More than a quarter-century later, advocates for cities, farms and wildlife routinely duke it out in courtrooms and legislative halls. Crops on the San Joaquin Valley's west side die for lack of water. Fishing boats wait out a ban on salmon. No one is winning.
Today, some think only one thing may break the delta deadlock: an epic disaster.
The potential for such an event grows every year. Century-old levees within the delta grow ever weaker, raising prospects of a Hurricane Katrina-like catastrophe -- a flood of salty water that would submerge hundreds of square miles of farmland and historic towns like Isleton and Locke.
It might happen after an earthquake. Or it might happen as a result of erosion as sea levels rise amid global warming. No one knows when the delta will reach that tipping point. That it eventually will is viewed as certain.
"Major changes in the Delta and in California's use of Delta resources are inevitable," said a December report by Delta Vision, a two-year-old task force created by Gov. Schwarzenegger to find ways to avert a water disaster. "Current patterns of use are unsustainable, and catastrophic events, such as an earthquake, could cause dramatic changes in minutes."
The quarter-century of debate over the delta's fate since the Peripheral Canal vote has yielded no discernible progress toward a solution. Farms and urban water users regularly face cuts in their supplies to protect rare fish from the effects of pumping. About 10,000 acres of crops in the Westlands Water District were abandoned this spring after planting.

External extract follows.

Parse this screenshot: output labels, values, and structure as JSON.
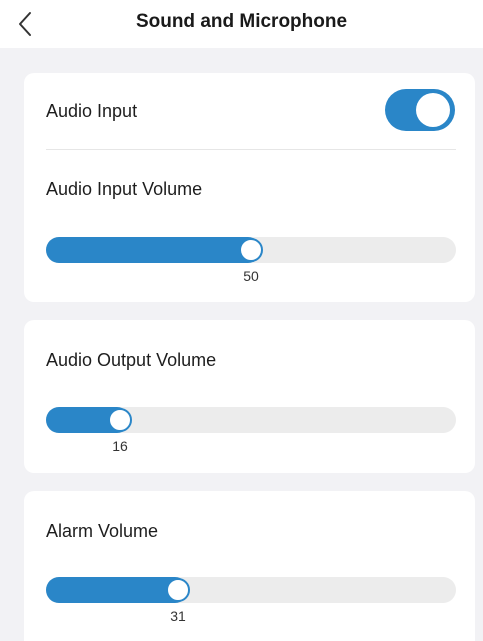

But the cuts haven't helped. Populations of salmon and delta smelt have crashed despite multiple court interventions. This year's California salmon season was closed even before it started.
The Peripheral Canal succumbed to fears that it would cost a fortune and suck the delta dry. But since its rejection, pumping from the delta to the San Joaquin Valley and Southern California has risen more than one-third anyway. In 2004, just as the fish decline became apparent, pumping reached its highest level.
The last effort to solve the delta's problems, called CalFed, took almost a decade and collapsed when Congress and the Legislature balked at writing blank checks for solutions designed to keep everyone happy.
Now, the Delta Vision task force is working on a new effort to repair the broken delta. Its biggest problem could be that every conceivable solution has its avid supporters, but also its bitter critics.
New dams, aggressive water conservation and farmland retirement are all on the table.